Punch in a shrunken pack

When it came to campus selection, Narendra Modi was most fair. He picked up two of his top four cabinet hands from Jawaharlal Nehru University, the campus that has been reviled by many of his party colleagues as a breeding ground of dissenters, seditionists, traitors, anarchists and communists.

By Kannagi and Tiruvalluvar! Both the JNU ‘selectees’, Nirmala Sitharaman and S. Jaishankar, are of Tamil origin. Tamil Nadu didn’t give the BJP a single seat, yet Modi picked two Tamil-speakers for his cabinet. Bravo, prime minister, that’s being fair, twice over!

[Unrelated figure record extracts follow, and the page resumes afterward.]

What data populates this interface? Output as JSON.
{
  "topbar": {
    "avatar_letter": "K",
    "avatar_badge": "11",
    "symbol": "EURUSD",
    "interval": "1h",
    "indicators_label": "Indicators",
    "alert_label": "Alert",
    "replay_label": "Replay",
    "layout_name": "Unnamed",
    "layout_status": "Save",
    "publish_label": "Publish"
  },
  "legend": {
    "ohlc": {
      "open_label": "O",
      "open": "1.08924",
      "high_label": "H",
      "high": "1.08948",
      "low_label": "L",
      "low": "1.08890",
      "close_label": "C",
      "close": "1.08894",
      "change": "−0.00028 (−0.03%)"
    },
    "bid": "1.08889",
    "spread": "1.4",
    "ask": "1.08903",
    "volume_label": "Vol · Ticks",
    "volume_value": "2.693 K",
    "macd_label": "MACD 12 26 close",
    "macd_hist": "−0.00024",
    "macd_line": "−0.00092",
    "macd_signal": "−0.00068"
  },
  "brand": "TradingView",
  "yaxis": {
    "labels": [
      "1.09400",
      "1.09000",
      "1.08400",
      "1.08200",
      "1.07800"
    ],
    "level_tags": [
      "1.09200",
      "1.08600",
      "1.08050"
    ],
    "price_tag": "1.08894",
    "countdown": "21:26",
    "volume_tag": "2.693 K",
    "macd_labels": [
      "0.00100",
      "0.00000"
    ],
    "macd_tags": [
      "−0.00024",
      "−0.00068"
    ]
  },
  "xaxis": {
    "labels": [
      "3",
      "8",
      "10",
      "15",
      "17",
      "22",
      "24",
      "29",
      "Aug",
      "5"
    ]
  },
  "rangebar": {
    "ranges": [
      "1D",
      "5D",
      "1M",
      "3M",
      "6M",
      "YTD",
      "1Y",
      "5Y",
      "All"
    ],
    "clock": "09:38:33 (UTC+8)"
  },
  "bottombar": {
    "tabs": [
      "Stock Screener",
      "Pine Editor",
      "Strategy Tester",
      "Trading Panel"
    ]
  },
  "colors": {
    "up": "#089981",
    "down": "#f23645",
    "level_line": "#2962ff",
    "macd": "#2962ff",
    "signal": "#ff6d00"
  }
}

Prime Minister Narendra Modi and his ministers at the first cabinet meeting | PTI Prime Minister Narendra Modi and his ministers at the first cabinet meeting | PTI

The fairness has already paid dividends. The first controversy that the government got into was over the proposed new education policy that would have given primacy to Hindi, a language that many in the north wrongly claim to be the national language of India. (It is not; it is only the official language of the Union, a status it enjoys along with English for all purposes.) As Tamil Nadu politicians and public breathed fire and brimstone, the two ministers tweeted truce terms in Tamil. That doused the fire.

Ministries are myriad in the Union council, and all the cabinet ministers are considered equal. But as in George Orwell’s Animal Farm, some are considered more equal—the ministers of home, finance, foreign affairs and defence, who have their offices on Raisina Hill. Along with the prime minister, who is the first among equals, this foursome form the cabinet committee on security. Two of the four in this cabinet are Tamil, and are JNU alumni.

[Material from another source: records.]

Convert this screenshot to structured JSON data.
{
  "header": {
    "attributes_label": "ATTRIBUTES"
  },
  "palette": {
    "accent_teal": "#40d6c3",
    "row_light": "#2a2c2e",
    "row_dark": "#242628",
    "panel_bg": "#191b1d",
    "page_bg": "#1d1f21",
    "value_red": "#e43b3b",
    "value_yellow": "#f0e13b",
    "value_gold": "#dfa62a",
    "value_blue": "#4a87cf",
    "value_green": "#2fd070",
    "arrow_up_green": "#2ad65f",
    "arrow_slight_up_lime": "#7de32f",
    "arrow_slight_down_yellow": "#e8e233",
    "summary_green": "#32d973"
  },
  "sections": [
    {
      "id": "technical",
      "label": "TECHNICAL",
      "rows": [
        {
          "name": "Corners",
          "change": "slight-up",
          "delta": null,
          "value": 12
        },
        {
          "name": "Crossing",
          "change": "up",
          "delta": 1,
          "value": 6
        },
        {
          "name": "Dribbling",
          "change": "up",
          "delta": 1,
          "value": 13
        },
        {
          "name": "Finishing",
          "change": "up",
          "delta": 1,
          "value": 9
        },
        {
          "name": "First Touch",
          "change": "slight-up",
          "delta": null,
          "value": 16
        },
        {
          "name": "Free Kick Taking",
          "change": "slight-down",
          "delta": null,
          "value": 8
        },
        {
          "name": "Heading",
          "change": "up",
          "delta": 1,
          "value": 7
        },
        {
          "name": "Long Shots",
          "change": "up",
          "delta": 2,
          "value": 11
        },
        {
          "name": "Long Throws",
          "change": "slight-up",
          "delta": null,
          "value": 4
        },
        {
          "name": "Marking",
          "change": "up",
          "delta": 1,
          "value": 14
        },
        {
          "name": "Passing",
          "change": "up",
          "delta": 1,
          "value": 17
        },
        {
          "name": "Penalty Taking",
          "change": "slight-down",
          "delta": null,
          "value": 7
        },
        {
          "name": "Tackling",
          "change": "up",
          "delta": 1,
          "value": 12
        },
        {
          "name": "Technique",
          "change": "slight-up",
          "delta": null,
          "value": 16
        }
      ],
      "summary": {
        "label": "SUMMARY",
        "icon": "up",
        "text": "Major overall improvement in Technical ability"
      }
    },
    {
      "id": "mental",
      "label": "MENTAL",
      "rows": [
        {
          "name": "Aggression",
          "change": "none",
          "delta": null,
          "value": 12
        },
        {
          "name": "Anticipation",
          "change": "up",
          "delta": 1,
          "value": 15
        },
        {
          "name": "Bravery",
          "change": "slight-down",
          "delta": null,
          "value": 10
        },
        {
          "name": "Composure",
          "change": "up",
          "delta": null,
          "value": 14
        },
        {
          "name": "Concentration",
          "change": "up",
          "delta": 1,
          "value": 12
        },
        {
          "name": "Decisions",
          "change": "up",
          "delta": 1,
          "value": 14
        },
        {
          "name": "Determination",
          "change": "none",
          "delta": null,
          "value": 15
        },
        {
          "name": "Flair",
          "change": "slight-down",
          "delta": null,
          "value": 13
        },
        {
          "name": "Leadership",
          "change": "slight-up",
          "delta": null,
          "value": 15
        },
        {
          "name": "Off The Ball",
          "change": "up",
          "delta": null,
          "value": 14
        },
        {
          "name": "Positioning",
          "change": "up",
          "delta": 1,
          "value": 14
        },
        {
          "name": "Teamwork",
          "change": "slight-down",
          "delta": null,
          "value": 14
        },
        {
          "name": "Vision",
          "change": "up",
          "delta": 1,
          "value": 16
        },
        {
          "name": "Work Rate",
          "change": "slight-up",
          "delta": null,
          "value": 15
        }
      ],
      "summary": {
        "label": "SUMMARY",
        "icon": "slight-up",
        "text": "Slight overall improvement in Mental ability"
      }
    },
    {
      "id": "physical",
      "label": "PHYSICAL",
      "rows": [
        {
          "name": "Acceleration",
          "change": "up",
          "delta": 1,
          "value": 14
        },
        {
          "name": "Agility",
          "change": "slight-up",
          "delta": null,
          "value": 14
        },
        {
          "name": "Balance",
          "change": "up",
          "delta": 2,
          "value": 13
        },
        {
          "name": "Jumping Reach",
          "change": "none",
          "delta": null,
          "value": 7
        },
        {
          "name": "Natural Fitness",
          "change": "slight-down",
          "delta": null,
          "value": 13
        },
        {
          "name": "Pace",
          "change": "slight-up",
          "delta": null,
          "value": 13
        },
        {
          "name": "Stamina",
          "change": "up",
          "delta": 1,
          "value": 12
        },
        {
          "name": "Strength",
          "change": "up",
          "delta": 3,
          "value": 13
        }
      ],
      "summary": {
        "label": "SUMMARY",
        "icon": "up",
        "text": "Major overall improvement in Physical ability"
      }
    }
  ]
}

Modi has not only tried to be fair, but has also given more political ballast to the council. If he had packed his old team with 19 members from the Rajya Sabha and given 12 of them cabinet rank, this time the entire ministry has only 11 upper housies of whom six—Nirmala, Piyush Goyal, Prakash Javadekar, Dharmendra Pradhan, Mukhtar Abbas Naqvi and Thaawarchand Gehlot—are in the cabinet. Jaishankar, and Ram Vilas Paswan, who has served in the cabinets of six prime ministers, may join them in the upper house. After eight wins, some of them with record margins, and two defeats from his Hajipur, Paswan has ended his long Lok Sabha run.

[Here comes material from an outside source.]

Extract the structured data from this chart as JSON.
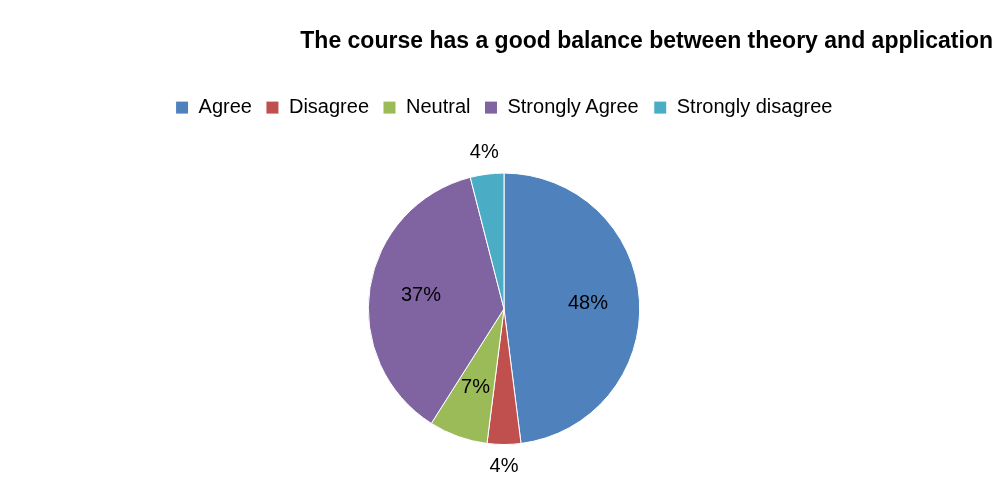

Modi has also put more of his cabinet colleagues through the electoral wringer. Ravi Shankar Prasad and Smriti Irani, who were upper housies, have come into the Lok Sabha this time.

Modi talked of minimum government and maximum governance last time, but ended up with a jumbo council of 75 ministers, 27 of them in the cabinet. This time, he has shrunken the kids to just 57, two dozen of them in the cabinet. Arun Jaitley and Sushma Swaraj were kept out for not being well; Uma Bharti and Radha Mohan Singh for not having done well; Suresh Prabhu, Maneka Gandhi and others, who are well and did well, for reasons known to Modi alone. A bird from Deendayal Upadhyaya Marg says J.P. Nadda and Rajyavardhan Rathore may get top party jobs—one in Delhi and the other in Jaipur.

The PMO, too, has been given more ballast. The national security adviser has been invested with a cabinet rank, for the first time after Vajpayee’s man Brajesh Mishra left. But Ajit Doval is still one feather minus. Brajesh had also held the post of principal secretary.

Tailpiece: All eyes now are on two men in the PMO. Principal Secretary Nripendra Misra is 74, and if Modi applies the age cut-off of 75 years to the bureaucracy, too, he may be succeeded by Additional Principal Secretary Pramod Kumar Mishra next year.

That will be continuity with change—literally, nominally, and nomenclaturally.